In reality, this has nothing to do with Mondlane. The Benfica school was simply obeying an instruction given by the Ministry of Education, long before Mondlane shot to prominence.
Parents in many schools had complained bitterly against being forced to pay for such matters as school security. The government had decided that such extra fees could only be paid voluntarily: forcing parents to pay the wages of security guards was illegal. Venancio Mondlane had nothing to do with this decision.
In their visits to shops, the price-fixing groups told the shopkeepers not to charge more than 1,000 meticais (16 US dollars) for a 50 kilo sack of rice or 300 meticais for a sack of cement.
The shopkeepers tried to give them a lesson in basic economics, explaining that many factors go into determining prices. The groups replied with a threat, saying that anyone who could not reduce their prices “must close their shops and stay at home”.

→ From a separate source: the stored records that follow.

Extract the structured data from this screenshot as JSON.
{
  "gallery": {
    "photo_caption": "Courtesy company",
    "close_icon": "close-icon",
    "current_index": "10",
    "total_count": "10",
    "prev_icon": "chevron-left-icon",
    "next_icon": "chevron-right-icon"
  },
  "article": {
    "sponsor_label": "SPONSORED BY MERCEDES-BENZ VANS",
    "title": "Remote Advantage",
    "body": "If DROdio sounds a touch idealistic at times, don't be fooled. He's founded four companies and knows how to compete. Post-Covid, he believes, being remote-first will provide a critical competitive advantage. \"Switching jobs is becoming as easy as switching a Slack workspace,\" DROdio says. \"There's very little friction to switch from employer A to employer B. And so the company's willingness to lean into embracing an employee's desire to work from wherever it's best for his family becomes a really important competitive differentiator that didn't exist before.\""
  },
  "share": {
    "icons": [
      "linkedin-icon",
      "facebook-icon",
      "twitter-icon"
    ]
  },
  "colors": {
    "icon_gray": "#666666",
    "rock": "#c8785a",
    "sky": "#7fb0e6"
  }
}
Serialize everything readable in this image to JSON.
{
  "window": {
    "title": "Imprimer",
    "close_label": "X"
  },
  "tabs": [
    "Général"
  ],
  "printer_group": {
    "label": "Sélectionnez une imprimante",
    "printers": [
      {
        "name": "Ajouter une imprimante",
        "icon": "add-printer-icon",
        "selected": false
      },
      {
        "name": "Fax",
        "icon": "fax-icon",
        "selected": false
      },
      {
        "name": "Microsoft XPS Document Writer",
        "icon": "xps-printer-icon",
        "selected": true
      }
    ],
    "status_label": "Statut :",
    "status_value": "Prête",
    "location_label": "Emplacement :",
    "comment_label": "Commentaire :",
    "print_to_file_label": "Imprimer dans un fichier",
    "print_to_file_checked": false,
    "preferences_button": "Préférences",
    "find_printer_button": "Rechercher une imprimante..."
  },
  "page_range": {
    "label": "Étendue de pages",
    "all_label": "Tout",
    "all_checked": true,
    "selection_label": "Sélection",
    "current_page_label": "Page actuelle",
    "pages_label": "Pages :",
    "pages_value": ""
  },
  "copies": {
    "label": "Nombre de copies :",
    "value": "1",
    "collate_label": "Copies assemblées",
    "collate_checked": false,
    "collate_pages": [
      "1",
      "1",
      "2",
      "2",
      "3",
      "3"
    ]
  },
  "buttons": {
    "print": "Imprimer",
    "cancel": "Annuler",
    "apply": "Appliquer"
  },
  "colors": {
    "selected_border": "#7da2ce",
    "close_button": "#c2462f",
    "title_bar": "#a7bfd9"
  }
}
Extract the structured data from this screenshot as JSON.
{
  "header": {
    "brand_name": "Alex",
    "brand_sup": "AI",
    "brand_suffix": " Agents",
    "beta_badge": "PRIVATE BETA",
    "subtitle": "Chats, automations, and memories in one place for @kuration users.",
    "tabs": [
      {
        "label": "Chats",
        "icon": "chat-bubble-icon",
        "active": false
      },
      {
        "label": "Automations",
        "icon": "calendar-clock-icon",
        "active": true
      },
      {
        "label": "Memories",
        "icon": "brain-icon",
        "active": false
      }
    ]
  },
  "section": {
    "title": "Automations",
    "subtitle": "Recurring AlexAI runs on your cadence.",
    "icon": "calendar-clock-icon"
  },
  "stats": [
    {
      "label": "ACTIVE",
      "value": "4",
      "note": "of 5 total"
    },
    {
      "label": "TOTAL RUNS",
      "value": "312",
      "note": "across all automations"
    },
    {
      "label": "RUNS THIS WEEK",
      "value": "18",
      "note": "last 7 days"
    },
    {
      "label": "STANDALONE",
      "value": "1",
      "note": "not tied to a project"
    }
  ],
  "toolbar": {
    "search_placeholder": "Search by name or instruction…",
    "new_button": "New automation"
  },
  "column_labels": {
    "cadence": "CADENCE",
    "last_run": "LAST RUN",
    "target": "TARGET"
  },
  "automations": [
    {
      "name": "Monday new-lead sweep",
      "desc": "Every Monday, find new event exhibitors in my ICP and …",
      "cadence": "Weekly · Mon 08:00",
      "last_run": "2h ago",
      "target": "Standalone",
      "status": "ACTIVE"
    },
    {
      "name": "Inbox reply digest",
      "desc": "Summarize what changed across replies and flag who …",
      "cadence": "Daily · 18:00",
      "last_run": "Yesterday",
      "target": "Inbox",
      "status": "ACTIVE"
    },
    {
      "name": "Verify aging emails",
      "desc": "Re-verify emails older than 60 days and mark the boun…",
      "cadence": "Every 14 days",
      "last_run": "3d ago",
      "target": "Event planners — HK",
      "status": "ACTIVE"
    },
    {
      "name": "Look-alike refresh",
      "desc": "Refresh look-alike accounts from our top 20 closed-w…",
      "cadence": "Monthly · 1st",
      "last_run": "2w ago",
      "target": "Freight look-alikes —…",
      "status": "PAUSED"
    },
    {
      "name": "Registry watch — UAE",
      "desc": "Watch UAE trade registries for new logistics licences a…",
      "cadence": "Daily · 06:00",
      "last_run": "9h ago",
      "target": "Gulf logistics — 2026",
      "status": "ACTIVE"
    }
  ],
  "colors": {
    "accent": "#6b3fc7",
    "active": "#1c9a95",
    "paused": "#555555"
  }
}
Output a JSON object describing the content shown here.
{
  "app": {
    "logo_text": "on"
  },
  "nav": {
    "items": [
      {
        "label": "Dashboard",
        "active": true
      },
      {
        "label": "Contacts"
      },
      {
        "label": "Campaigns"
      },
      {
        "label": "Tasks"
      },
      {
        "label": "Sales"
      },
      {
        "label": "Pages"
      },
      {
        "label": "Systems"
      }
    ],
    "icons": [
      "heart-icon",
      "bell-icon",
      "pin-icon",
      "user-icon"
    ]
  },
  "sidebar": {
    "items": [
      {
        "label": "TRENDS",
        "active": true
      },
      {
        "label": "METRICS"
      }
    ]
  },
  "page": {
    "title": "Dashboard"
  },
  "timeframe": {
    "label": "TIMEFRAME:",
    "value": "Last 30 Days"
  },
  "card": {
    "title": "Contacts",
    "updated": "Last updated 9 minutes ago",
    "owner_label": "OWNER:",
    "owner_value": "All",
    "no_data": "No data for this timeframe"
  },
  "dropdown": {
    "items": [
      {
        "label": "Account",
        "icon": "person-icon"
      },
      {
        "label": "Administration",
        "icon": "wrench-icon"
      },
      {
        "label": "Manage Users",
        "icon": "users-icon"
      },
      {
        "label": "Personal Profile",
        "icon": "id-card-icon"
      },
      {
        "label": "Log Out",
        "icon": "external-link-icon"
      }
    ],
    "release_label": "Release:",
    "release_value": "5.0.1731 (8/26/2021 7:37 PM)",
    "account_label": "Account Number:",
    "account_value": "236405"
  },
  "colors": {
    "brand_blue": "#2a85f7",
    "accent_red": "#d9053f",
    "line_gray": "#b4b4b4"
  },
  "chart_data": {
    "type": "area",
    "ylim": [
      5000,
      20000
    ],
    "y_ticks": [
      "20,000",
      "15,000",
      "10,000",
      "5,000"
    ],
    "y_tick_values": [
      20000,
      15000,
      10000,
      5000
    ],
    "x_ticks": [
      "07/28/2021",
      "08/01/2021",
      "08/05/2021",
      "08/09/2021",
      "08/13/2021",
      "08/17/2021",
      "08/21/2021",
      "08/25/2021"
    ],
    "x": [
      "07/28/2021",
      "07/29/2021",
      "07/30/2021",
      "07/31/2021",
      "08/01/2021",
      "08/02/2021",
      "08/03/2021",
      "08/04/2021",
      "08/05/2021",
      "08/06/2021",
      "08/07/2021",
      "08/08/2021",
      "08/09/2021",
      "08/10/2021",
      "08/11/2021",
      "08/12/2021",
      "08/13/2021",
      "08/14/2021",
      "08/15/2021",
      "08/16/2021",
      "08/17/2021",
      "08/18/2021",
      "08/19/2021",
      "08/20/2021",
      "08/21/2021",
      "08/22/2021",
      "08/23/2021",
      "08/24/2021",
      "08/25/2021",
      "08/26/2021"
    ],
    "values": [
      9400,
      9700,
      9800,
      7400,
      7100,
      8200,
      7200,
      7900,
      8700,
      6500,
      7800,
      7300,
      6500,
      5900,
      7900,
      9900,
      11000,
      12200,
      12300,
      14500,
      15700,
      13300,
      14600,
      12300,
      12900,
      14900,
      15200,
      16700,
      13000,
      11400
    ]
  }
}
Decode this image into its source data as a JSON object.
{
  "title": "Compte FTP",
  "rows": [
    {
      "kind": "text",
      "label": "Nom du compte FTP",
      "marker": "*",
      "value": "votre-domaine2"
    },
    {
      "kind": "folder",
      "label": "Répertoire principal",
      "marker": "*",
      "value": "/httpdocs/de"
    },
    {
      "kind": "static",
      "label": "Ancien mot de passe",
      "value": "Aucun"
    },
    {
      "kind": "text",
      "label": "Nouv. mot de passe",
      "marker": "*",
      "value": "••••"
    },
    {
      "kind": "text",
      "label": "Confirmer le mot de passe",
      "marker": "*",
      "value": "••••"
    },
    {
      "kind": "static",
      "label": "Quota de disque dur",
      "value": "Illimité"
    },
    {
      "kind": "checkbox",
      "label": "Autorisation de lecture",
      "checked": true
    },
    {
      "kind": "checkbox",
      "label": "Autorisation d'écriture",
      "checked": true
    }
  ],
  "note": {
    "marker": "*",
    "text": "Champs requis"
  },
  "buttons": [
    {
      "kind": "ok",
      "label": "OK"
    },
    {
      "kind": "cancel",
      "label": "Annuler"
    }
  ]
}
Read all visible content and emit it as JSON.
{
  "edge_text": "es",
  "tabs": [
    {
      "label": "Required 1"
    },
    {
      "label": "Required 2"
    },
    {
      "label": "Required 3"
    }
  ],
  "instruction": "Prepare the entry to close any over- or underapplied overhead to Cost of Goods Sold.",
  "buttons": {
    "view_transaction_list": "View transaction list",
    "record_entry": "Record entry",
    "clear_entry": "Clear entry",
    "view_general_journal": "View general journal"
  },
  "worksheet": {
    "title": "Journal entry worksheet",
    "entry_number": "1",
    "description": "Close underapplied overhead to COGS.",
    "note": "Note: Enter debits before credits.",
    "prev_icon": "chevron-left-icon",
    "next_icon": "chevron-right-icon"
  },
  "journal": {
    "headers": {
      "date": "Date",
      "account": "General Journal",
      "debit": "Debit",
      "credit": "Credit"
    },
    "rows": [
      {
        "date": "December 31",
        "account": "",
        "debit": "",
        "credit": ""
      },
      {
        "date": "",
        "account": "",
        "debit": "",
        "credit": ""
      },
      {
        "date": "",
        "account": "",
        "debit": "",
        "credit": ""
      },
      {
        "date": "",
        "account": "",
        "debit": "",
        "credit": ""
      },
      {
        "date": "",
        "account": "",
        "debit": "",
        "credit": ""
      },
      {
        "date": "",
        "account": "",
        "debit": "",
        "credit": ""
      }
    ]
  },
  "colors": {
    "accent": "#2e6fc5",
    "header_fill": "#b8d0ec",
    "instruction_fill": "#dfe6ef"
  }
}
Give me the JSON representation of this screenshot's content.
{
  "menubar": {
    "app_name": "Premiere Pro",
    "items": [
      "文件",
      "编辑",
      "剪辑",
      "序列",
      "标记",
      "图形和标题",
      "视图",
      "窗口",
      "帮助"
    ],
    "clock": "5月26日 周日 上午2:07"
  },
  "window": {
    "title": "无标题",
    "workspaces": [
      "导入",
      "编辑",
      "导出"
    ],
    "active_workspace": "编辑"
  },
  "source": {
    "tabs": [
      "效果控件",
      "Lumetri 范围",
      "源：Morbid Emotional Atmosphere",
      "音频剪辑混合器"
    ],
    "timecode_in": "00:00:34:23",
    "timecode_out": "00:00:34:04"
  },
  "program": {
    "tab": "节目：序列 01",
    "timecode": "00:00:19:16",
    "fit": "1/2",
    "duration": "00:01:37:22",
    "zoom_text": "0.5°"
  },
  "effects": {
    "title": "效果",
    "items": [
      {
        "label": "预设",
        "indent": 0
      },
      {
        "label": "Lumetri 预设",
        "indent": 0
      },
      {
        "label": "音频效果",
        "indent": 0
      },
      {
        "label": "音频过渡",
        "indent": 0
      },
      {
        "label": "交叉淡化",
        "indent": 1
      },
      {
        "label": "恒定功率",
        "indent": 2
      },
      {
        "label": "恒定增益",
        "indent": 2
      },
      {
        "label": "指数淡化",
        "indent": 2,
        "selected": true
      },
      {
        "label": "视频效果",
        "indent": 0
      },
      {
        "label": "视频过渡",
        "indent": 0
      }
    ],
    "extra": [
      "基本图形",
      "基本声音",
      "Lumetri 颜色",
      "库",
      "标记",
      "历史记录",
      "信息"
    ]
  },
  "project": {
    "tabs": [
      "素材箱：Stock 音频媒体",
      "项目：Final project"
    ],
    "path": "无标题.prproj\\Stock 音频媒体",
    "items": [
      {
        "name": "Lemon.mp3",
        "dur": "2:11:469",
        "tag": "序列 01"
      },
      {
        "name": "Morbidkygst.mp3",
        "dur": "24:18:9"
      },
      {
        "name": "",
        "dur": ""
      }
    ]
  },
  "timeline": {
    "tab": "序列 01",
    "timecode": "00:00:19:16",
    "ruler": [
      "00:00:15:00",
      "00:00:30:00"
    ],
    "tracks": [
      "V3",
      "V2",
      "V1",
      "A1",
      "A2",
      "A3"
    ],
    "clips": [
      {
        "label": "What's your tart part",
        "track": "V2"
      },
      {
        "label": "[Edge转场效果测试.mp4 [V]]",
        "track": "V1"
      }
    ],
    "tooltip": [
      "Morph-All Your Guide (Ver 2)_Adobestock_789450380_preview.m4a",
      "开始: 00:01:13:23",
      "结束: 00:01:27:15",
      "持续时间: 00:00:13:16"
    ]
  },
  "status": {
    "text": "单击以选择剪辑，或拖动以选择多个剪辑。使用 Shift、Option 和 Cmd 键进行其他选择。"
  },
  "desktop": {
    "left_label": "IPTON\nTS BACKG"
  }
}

One representative of the group, Alexandre Bel Paris, declared “this measure must last forever. We shall continue to work with those who charge the lowest prices. All shops that sell rice must forget about prices of 1,600 or 1,700 meticais a sack that they are currently applying. The maximum price of rice must be 1,000 meticais a sack”.
Protests against prices have also affected traffic on the main north-south road (EN1). Demonstrators demanding lower prices blocked the road at Bobole, just north of Maputo, on Monday, and again on Tuesday.